What does a goat being in heat look like? I know like flagging tail, swollen vulva, interest in buck, but how can you tell if you don't have a buck? Are certain goats just harder to tell than others? I have been trying to tell for years now what a doe in heat looks like and only when they are around a buck I ve been able to tell. Well this year my doe seemed to be in heat because she seemed to be super interested in the buck, looked swollen, and was flagging her tail some. Well today only like six days later, he seems to be really Interested in her and she seems to be acceptive of his attention, however if she is in heat today she couldn't have been last week, so now I m just kind of confused. What do you guys say?


----------



## goatgirlzCA (Mar 9, 2011)

My boers almost always have some discharge of some kind - which is why they flag their tail a lot. Plus some of them blubber on each other, which is funny. Probably they are all different.


----------



## Little-Bits-N-Pieces (Apr 7, 2013)

Some does have 5 day heats, give or take. So after the first one, the can come back in 5 days later, then continue with the every 18-21 day cycle.


----------



## Chopsgoats (Aug 20, 2013)

My doe is in heat right now but I have her with a wether for companionship, he is old and really not intetested. It is the funniest thing I've ever seen every time she is in heat. She torments Jim endlessly. She will sneak up behind him and stick her head in his crotch and goose him. I just laugh and he will just but her in the head and run for his life from this crazy little doe. She always has some kind of discharge, yes she is with a male do I don't know what she would act like without one around. I feel bad for her but still really funny to watch her.


----------



## MsScamp (Feb 1, 2010)

phyllislady said:


> What does a goat being in heat look like? I know like flagging tail, swollen vulva, interest in buck, but how can you tell if you don't have a buck?
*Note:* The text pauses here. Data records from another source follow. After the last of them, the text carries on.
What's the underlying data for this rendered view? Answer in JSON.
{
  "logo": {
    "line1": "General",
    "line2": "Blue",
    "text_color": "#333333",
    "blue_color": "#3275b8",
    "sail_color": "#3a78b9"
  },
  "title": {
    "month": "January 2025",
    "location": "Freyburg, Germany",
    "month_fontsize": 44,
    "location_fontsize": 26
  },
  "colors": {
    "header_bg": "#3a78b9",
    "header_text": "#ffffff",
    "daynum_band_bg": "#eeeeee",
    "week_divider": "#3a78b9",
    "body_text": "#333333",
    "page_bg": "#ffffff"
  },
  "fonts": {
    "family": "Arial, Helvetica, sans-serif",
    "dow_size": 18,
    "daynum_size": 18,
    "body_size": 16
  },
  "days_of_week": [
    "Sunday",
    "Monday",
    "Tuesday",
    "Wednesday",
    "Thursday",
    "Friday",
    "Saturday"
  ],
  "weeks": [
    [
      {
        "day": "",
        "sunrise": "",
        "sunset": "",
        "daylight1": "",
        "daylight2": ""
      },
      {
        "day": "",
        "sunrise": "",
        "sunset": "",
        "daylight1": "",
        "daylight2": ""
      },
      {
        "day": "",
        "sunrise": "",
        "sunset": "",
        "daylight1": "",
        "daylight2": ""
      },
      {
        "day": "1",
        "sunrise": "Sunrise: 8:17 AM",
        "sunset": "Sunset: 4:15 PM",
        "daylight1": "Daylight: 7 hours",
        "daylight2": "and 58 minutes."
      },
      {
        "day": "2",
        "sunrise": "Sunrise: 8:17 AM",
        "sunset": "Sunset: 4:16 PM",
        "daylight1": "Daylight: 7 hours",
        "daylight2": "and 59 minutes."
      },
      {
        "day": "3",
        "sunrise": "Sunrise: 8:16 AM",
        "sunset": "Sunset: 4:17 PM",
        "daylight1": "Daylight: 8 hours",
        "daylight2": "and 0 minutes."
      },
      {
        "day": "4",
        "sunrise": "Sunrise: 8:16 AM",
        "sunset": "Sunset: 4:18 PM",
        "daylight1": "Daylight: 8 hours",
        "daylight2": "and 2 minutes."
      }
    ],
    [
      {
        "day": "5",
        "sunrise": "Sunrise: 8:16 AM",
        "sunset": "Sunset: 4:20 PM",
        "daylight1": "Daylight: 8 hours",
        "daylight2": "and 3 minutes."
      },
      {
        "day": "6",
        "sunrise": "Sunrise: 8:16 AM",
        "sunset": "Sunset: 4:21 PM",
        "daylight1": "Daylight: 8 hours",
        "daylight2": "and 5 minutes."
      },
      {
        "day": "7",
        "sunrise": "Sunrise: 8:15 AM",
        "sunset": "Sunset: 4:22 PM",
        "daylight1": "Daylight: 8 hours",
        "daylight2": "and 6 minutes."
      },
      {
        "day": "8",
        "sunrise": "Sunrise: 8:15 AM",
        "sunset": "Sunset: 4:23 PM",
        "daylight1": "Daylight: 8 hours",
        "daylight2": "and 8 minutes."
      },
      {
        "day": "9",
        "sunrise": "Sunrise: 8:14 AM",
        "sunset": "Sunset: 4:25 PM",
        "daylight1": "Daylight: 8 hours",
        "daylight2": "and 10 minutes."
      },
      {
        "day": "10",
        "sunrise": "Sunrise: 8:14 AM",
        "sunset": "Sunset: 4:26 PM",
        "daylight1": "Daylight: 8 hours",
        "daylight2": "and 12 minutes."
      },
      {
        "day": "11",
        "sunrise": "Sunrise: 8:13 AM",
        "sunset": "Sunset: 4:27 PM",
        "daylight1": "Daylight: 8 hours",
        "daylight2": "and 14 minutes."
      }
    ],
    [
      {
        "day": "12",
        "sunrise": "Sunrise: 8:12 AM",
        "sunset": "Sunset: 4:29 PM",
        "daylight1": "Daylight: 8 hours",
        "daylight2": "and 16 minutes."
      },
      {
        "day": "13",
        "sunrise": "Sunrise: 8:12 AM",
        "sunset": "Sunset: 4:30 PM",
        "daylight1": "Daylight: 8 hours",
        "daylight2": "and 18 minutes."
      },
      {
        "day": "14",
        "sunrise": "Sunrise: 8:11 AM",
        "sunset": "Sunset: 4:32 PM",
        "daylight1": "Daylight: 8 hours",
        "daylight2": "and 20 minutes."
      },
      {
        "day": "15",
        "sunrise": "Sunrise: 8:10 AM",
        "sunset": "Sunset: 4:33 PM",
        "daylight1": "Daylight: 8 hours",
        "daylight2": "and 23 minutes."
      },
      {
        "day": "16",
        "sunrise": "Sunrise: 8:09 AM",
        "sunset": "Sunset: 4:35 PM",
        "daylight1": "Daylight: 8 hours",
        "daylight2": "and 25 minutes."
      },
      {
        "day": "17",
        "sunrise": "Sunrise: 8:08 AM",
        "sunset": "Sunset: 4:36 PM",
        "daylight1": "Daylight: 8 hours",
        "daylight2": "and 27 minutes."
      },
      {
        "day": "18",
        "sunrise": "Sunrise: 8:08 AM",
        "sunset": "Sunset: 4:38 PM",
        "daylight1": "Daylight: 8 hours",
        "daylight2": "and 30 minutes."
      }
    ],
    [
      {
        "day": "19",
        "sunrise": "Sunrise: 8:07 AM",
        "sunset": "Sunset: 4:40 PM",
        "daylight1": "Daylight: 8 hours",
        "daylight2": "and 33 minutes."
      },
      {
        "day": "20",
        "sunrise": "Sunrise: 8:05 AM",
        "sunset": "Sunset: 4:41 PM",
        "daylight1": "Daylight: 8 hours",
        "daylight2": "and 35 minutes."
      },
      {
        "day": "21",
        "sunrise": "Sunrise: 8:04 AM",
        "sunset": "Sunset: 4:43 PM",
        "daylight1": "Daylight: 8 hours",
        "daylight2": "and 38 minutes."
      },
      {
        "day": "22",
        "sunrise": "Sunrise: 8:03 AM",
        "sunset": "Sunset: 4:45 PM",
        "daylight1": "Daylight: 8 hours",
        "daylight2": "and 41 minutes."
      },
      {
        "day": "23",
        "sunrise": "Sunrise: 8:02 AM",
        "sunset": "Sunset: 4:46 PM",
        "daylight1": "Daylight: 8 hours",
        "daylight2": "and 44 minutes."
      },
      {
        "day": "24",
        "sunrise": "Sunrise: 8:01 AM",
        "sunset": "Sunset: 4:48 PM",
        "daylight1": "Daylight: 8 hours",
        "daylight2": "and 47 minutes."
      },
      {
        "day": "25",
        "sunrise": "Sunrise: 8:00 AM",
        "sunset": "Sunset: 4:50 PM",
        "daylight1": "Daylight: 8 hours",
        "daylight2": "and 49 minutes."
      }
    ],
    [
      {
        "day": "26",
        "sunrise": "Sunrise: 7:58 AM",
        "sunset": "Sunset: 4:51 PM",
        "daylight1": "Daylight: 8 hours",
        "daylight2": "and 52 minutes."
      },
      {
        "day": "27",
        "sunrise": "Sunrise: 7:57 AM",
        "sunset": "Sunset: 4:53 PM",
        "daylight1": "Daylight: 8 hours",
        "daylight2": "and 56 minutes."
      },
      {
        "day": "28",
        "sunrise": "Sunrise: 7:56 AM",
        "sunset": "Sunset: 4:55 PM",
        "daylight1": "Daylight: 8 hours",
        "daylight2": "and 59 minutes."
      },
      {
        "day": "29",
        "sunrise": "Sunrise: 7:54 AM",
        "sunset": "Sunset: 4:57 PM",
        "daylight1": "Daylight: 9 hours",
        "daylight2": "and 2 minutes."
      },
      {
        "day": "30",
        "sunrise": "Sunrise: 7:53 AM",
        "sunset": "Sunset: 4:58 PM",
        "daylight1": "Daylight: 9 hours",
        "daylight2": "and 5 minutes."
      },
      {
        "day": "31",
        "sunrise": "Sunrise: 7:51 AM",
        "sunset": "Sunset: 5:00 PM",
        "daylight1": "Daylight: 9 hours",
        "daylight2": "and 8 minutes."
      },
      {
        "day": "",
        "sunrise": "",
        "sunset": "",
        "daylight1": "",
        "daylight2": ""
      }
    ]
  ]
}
A doe in heat will usually have a moist to wet vulva area, urinate more frequently, be restless, more vocal, will mount or be mounted by other does, usually does the tongue flapping/strange vocalizations thing, other does usually does the tongue flapping/strange vocalizations thing, usually is off feed or only picks at feed, may or may not be more aggressive, her vulva will almost always be swollen and a darker color, usually has discharge, and tail flagging. Most of these things will usually be present whether there is a buck around or not. Yes, some does are harder to detect heat in than most.


----------



## laurelsh (Jun 26, 2013)

*Does in heat*

Yes, I'm new to goats with 2 young Mini-Nubian doelings, hoping it will be obvious when they come into heat! They are 6 mos. & 7 mos., and I'm hoping to breed them in January/February before the season is over. Any more advice is welcome!:laugh:


----------